In our jobs, if we walk away and the whole edifice of medicine collapsed, people would certainly get hurt. Without exaggeration, people would die.
And by the laws of natural career selection, we won’t let that happen. Since the first medical school admission essay to the early days of the pandemic, we have been promising to go down with the ship. We signed up for this, in part, because of a sense of obligation to humanity.
Unfortunately, it feels like outside forces know and exploit this fact. We are increasingly asked by less and less qualified people to do more and more for a system that seems even less interested in serving its patients.
And so, as we attempt to hold the line around the moral and ethical standards of care, if it is not the patients, it is we who are dying. Mostly this takes the form of the thousands of little deaths but sometimes more: a broken marriage, estranged children, poor health. But also, substance abuse, burnout, and even suicide is on the rise among physicians.
The second assumption that errs is that the system must fail catastrophically before it can begin to be rebuilt.
In reality, the track record of incremental improvement in times of peace and prosperity outshines that of bloody revolution when taken over the whole course of human civilization.
So, yes, there are parts of me that want to walk away, leaving administrators and insurance companies to deal with problems of patient care that they cannot solve. But I won’t do that.
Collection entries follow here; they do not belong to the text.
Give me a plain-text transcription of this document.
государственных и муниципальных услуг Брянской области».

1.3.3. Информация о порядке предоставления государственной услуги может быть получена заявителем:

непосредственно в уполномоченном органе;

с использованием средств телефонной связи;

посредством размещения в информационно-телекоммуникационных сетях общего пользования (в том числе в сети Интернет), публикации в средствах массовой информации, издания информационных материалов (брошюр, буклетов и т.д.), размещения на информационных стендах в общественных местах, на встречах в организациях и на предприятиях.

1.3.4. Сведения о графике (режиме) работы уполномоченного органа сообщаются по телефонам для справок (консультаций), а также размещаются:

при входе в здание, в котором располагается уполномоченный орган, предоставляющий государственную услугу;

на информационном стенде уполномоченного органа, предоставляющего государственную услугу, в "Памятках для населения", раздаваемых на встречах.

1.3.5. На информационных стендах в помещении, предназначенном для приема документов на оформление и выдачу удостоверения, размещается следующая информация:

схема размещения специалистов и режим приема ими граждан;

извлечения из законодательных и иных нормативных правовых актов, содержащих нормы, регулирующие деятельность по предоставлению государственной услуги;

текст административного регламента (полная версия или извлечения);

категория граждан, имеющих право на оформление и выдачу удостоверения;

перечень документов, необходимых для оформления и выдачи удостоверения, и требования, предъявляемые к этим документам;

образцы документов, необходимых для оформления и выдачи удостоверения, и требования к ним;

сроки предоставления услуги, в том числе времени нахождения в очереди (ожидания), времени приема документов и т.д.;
And neither would the rest of us.
Instead, we have to heal this monster from inside its belly. We can’t just slay it. But it would do us well to remember that this system is fundamentally built upon the goodwill of physicians. Are there places we can protest without compromising care? I don’t know. Many of us are too tired to thoughtfully approach the topic; some of us feel too overwhelmed to even examine the question.
But, that’s what we are tasked to do. This is not a work of fiction. I don’t think a John Galt is coming. If he existed, he would be too busy taking care of patients to spread philosophy.
Reality is simpler and more tragic. Physicians of the past were revered as gods and have gradually been exposed as mortals. Still, the demands upon the modern physician are burden enough for a superhero, and I do not begrudge anyone who steps away.
While physicians are not likely to depart our field en masse, what will happen when we just can’t do this any longer?
Brian Gilmer, MD is an orthopaedic surgeon in Reno, NV, and Mammoth Lakes, CA. He would like to confess that, much like in high school, he did not read the whole book. He was a 2022–2023 Doximity Op-Med Fellow, and continues as a 2023–2024 Doximity Op-Med Fellow.